10 Tips For Dealing With Your HOA!
If you live in a neighborhood with an HOA (Homeowners Association), you know that its rules affect and limit what you can do to your home. However, in return for monthly or annual dues, HOAs provide amenities such as landscaping, club houses, pools, and more. Here are some tips on dealing with your homeowners association and getting the most out of it.
1. Increasing rates
- If your HOA is increasing dues, pay them to avoid risks such as foreclosure. Next, review your bylaws to see what legal rights you have. If you can initiate dialogue with the board, do so. If other homeowners feel the same about the increasing rates, band together. You could hire one lawyer to collectively represent the case of all homeowners who object.

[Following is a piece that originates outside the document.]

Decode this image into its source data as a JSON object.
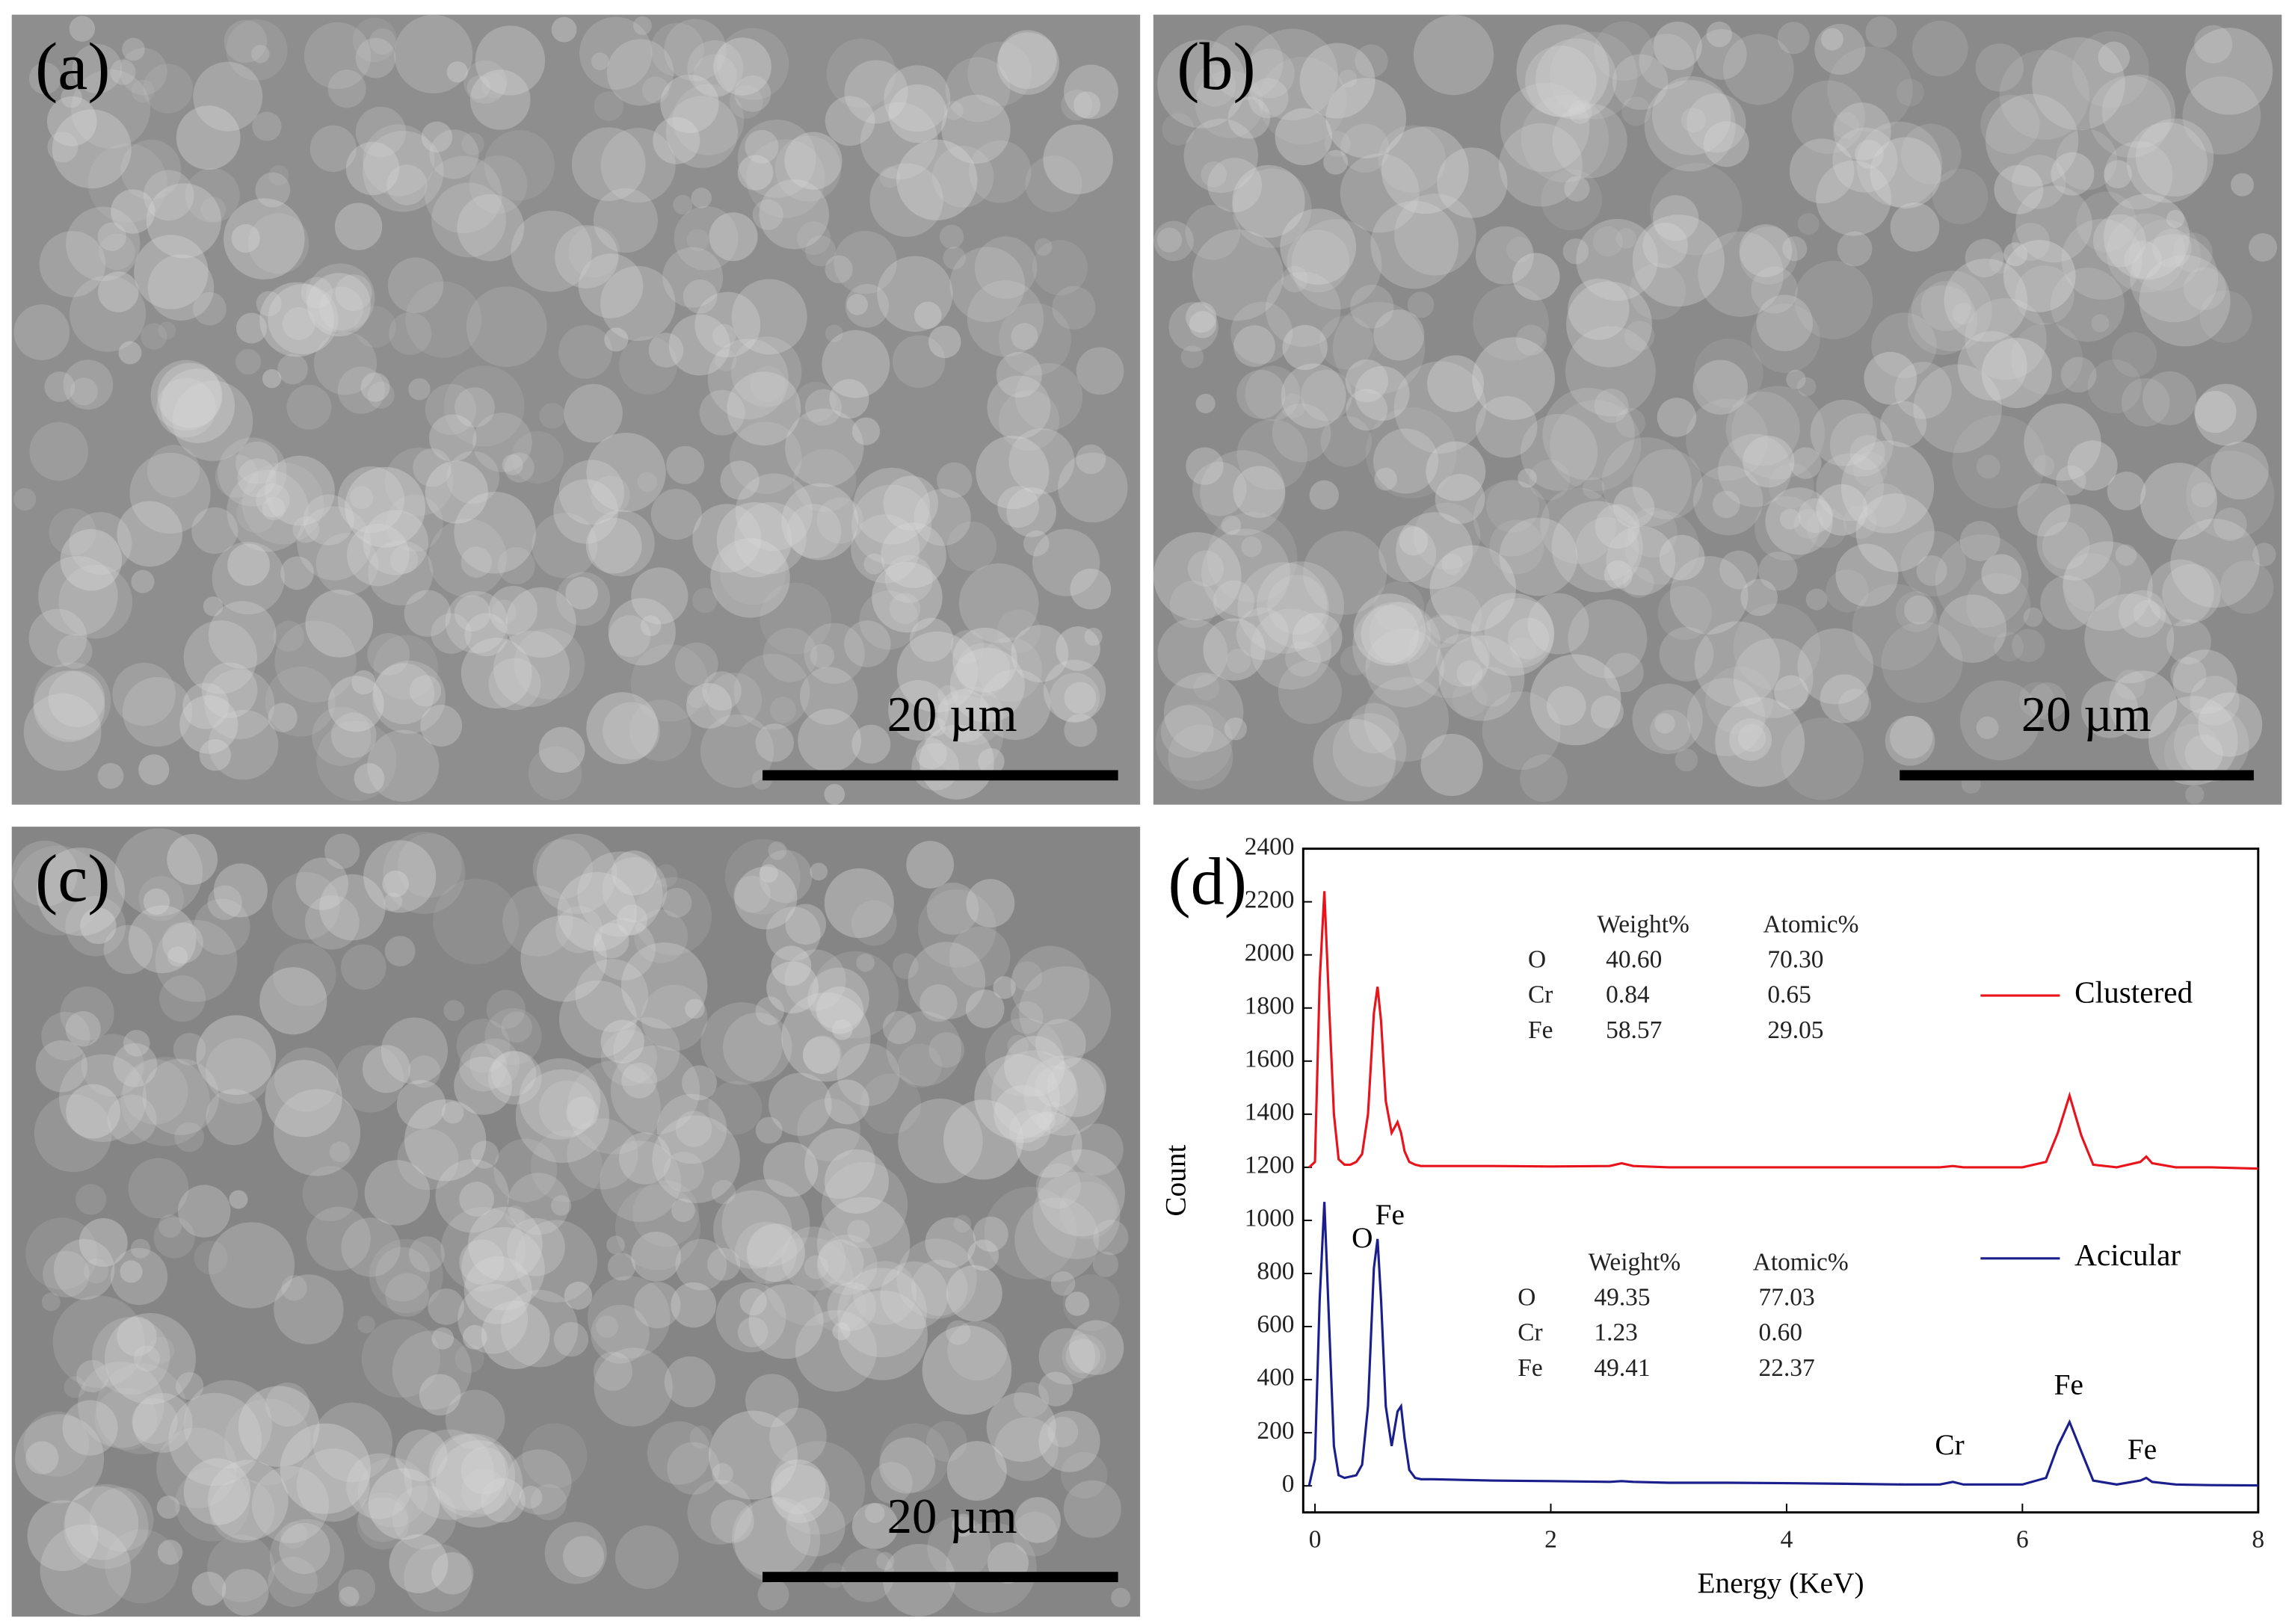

2. An abusive or unresponsive board
- If your HOA is unresponsive to written communication, try contacting the directors by phone. If that doesn't work, find out if they're holding a meeting and attend it. If your concern still is not addressed, seek legal advice.
3. If you're fined, accept it and pay
- When dealing with a fine, your first and best option is to simply pay it. Your second option is to ask for a variance, which is an exception to the deed or covenant by which your HOA functions. Your final option is to take legal action but this should be your last resort. It's possible to win but some homeowners have taken associations to court over a few hundred dollars only to come back owing the original fines plus thousands in lawyers' fees.
4. Pay your dues on time
- If you fall behind on your dues, an HOA can foreclose your home, auction it off and evict you. Pay what you owe and pay on time.

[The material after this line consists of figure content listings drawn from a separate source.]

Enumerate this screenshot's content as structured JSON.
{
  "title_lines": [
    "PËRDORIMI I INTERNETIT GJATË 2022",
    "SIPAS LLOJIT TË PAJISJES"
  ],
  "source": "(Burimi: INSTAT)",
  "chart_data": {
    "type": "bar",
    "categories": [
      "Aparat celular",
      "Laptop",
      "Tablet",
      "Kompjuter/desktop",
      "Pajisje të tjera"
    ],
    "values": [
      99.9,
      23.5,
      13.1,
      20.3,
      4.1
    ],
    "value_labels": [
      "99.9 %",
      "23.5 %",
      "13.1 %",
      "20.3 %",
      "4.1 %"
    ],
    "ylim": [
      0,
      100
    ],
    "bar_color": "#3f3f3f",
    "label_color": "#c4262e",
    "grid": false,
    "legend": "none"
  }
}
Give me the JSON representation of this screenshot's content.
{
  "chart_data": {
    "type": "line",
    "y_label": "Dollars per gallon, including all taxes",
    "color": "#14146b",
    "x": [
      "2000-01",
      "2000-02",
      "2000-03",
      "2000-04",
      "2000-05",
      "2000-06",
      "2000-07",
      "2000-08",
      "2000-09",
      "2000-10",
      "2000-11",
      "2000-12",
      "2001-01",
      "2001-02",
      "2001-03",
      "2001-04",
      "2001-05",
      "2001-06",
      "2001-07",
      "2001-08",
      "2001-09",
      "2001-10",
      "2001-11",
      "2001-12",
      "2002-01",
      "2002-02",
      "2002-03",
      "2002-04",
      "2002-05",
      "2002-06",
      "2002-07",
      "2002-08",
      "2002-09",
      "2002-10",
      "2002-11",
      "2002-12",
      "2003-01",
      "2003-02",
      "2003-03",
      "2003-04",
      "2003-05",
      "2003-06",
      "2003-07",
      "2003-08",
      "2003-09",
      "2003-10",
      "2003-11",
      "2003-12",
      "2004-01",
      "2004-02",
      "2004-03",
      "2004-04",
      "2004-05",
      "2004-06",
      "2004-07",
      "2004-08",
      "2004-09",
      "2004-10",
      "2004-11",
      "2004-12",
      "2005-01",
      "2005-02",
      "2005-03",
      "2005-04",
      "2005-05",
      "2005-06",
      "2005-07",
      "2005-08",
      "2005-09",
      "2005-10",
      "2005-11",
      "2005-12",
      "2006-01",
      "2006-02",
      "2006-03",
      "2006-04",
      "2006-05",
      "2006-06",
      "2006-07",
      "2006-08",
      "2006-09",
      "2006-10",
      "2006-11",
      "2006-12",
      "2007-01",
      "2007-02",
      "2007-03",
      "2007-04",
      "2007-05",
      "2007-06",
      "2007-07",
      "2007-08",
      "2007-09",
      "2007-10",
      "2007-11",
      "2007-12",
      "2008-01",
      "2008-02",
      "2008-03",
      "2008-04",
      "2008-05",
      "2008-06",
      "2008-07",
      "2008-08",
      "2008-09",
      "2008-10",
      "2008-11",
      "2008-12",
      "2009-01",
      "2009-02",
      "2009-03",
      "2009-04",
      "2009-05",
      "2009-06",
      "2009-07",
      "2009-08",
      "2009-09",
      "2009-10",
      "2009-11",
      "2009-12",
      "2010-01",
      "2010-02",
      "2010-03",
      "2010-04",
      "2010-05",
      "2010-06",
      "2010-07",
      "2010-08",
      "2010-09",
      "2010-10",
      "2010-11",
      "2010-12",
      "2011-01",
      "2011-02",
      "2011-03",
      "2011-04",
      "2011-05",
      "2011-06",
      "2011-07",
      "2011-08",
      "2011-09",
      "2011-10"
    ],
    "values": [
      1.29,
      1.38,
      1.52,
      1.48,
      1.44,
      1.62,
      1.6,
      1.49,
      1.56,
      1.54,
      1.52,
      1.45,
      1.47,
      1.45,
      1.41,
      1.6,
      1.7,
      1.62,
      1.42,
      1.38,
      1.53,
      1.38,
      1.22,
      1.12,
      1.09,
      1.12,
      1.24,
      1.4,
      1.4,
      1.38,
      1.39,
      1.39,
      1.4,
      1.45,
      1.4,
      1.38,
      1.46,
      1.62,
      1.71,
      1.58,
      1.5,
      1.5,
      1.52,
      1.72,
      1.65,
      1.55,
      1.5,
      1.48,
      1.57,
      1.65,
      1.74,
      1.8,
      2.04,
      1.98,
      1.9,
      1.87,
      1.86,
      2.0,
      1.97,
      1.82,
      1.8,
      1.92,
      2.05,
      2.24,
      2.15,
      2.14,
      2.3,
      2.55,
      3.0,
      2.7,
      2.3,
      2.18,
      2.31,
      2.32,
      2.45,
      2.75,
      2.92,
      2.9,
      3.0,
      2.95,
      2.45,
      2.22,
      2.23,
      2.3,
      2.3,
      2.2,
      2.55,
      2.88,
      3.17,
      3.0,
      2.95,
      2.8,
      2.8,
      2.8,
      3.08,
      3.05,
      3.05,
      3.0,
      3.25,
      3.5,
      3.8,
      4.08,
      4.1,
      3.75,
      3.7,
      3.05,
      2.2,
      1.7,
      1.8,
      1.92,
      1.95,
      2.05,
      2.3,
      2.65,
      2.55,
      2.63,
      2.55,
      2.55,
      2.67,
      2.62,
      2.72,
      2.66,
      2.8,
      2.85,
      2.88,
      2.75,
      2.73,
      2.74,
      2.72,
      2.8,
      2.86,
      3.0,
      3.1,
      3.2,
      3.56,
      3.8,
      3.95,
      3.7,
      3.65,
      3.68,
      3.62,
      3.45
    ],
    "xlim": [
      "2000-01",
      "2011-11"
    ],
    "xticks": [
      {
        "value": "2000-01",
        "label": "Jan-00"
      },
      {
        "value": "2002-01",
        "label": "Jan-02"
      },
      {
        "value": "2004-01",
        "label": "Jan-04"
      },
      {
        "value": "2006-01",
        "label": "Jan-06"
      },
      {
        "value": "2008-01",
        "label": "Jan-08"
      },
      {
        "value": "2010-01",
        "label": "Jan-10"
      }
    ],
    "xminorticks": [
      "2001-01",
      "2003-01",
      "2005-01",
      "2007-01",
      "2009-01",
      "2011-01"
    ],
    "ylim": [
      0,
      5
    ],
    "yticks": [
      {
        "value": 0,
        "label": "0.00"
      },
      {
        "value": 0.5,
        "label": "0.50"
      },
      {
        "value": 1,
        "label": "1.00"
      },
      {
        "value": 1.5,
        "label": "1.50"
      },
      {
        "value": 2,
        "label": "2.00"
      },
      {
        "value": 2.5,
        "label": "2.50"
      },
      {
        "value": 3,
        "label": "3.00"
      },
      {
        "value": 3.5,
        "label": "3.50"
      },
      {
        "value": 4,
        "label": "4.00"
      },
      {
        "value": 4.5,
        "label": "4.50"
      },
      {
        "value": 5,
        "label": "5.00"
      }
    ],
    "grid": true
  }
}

5. Run for a position on the board
- By serving on the board of your HOA, you'll always know the latest proposals and be able to do something about them.
6. Get approval before you make changes
- Before making any changes to your property, it's important to gain approval in advance. This will ensure your HOA doesn't come after you once the change has been made. If you anticipate that the change will bother one or more neighbors, approach them to learn about any legitimate concerns.
7. Stay involved
- Attending community meetings is a great way to communicate with other homeowners and the board. You can not only be heard but also hear what is going on. If dues are about to increase, you'll want to find out as soon as possible. Also, you'll want to know about any proposed bylaws or other changes.

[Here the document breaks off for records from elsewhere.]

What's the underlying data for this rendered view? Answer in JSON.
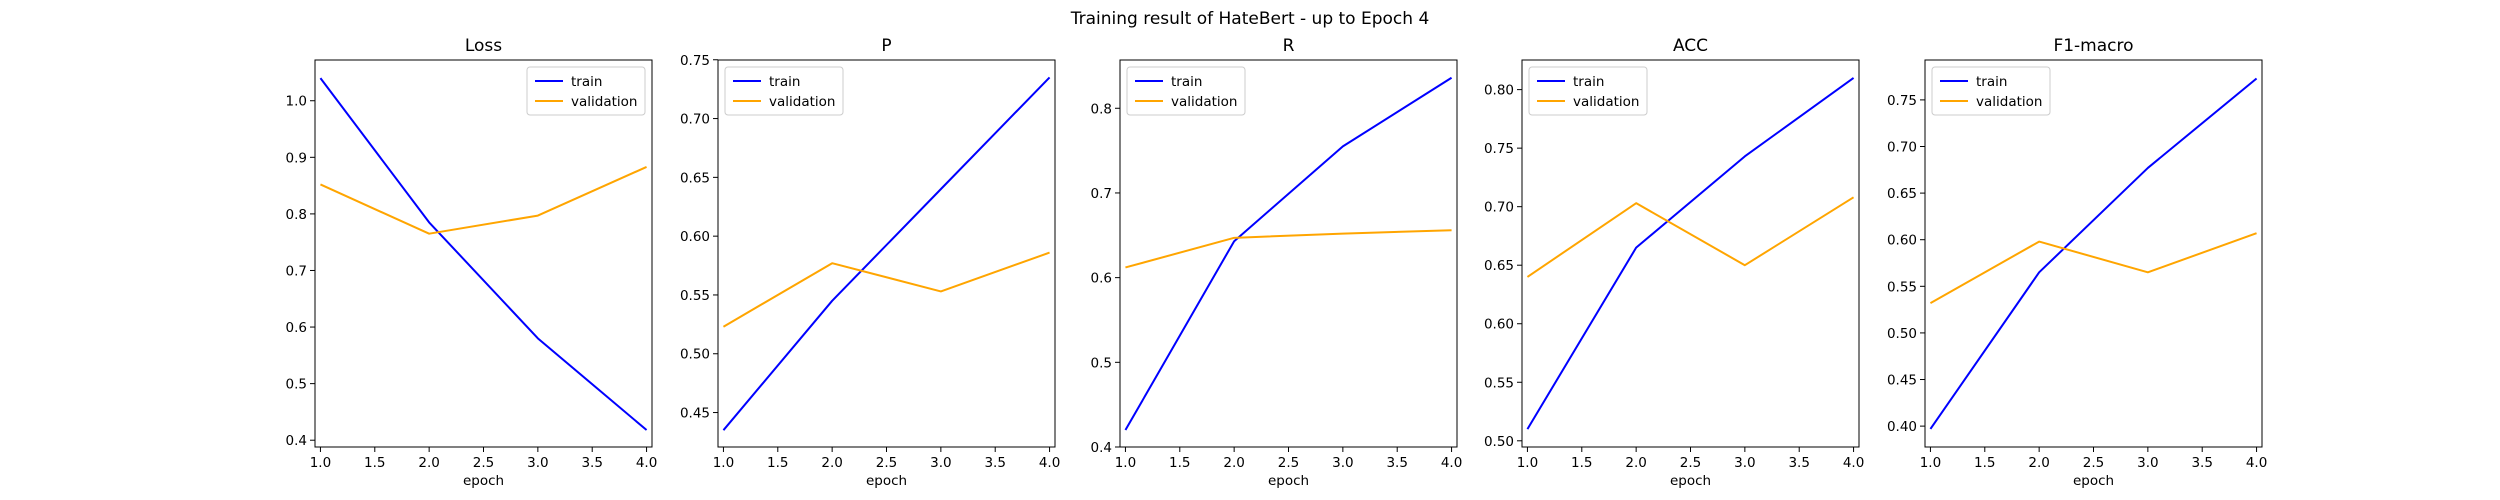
{
  "figure": {
    "suptitle": "Training result of HateBert - up to Epoch 4"
  },
  "chart_data": [
    {
      "type": "line",
      "title": "Loss",
      "xlabel": "epoch",
      "ylabel": "",
      "x": [
        1.0,
        2.0,
        3.0,
        4.0
      ],
      "xlim": [
        0.95,
        4.05
      ],
      "ylim": [
        0.388,
        1.072
      ],
      "xticks": [
        "1.0",
        "1.5",
        "2.0",
        "2.5",
        "3.0",
        "3.5",
        "4.0"
      ],
      "yticks": [
        "0.4",
        "0.5",
        "0.6",
        "0.7",
        "0.8",
        "0.9",
        "1.0"
      ],
      "legend": "upper right",
      "series": [
        {
          "name": "train",
          "color": "#0000ff",
          "values": [
            1.04,
            0.785,
            0.58,
            0.418
          ]
        },
        {
          "name": "validation",
          "color": "#ffa500",
          "values": [
            0.852,
            0.765,
            0.797,
            0.883
          ]
        }
      ]
    },
    {
      "type": "line",
      "title": "P",
      "xlabel": "epoch",
      "ylabel": "",
      "x": [
        1.0,
        2.0,
        3.0,
        4.0
      ],
      "xlim": [
        0.95,
        4.05
      ],
      "ylim": [
        0.4207,
        0.7498
      ],
      "xticks": [
        "1.0",
        "1.5",
        "2.0",
        "2.5",
        "3.0",
        "3.5",
        "4.0"
      ],
      "yticks": [
        "0.45",
        "0.50",
        "0.55",
        "0.60",
        "0.65",
        "0.70",
        "0.75"
      ],
      "legend": "upper left",
      "series": [
        {
          "name": "train",
          "color": "#0000ff",
          "values": [
            0.435,
            0.545,
            0.64,
            0.735
          ]
        },
        {
          "name": "validation",
          "color": "#ffa500",
          "values": [
            0.523,
            0.577,
            0.553,
            0.586
          ]
        }
      ]
    },
    {
      "type": "line",
      "title": "R",
      "xlabel": "epoch",
      "ylabel": "",
      "x": [
        1.0,
        2.0,
        3.0,
        4.0
      ],
      "xlim": [
        0.95,
        4.05
      ],
      "ylim": [
        0.4,
        0.857
      ],
      "xticks": [
        "1.0",
        "1.5",
        "2.0",
        "2.5",
        "3.0",
        "3.5",
        "4.0"
      ],
      "yticks": [
        "0.4",
        "0.5",
        "0.6",
        "0.7",
        "0.8"
      ],
      "legend": "upper left",
      "series": [
        {
          "name": "train",
          "color": "#0000ff",
          "values": [
            0.42,
            0.643,
            0.755,
            0.836
          ]
        },
        {
          "name": "validation",
          "color": "#ffa500",
          "values": [
            0.612,
            0.647,
            0.652,
            0.656
          ]
        }
      ]
    },
    {
      "type": "line",
      "title": "ACC",
      "xlabel": "epoch",
      "ylabel": "",
      "x": [
        1.0,
        2.0,
        3.0,
        4.0
      ],
      "xlim": [
        0.95,
        4.05
      ],
      "ylim": [
        0.4947,
        0.8253
      ],
      "xticks": [
        "1.0",
        "1.5",
        "2.0",
        "2.5",
        "3.0",
        "3.5",
        "4.0"
      ],
      "yticks": [
        "0.50",
        "0.55",
        "0.60",
        "0.65",
        "0.70",
        "0.75",
        "0.80"
      ],
      "legend": "upper left",
      "series": [
        {
          "name": "train",
          "color": "#0000ff",
          "values": [
            0.51,
            0.665,
            0.743,
            0.81
          ]
        },
        {
          "name": "validation",
          "color": "#ffa500",
          "values": [
            0.64,
            0.703,
            0.65,
            0.708
          ]
        }
      ]
    },
    {
      "type": "line",
      "title": "F1-macro",
      "xlabel": "epoch",
      "ylabel": "",
      "x": [
        1.0,
        2.0,
        3.0,
        4.0
      ],
      "xlim": [
        0.95,
        4.05
      ],
      "ylim": [
        0.3776,
        0.7928
      ],
      "xticks": [
        "1.0",
        "1.5",
        "2.0",
        "2.5",
        "3.0",
        "3.5",
        "4.0"
      ],
      "yticks": [
        "0.40",
        "0.45",
        "0.50",
        "0.55",
        "0.60",
        "0.65",
        "0.70",
        "0.75"
      ],
      "legend": "upper left",
      "series": [
        {
          "name": "train",
          "color": "#0000ff",
          "values": [
            0.397,
            0.565,
            0.677,
            0.773
          ]
        },
        {
          "name": "validation",
          "color": "#ffa500",
          "values": [
            0.532,
            0.598,
            0.565,
            0.607
          ]
        }
      ]
    }
  ]
}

8. Communicate with other members
- Living in a neighborhood with an HOA can allow you to form bonds with your neighbors in various ways. If the association begins assessing violations on a large scale, you won't be the only resident feeling targeted and pressured to pay. You'll be able to band together and take further action, if needed. Also, if an individual in the neighborhood calls attention to a violation, if they've befriended you, they'll be more likely to approach you before the association. This can avoid an unpleasant scenario entirely.
9. Expect the best
- Although often times, HOAs have faced controversy regarding their commitment to protecting homeowners, all HOAs behave differently. If your HOA is suiting your needs and wants and their board treats you fairly, then they are doing a good job. If they suddenly increase fees, it might be due to poorly managed revenues.
10. Know the rules & bylaws
- Know your HOA's bylaws and follow them! Read through them thoroughly and also know if one bylaw puts another at odds.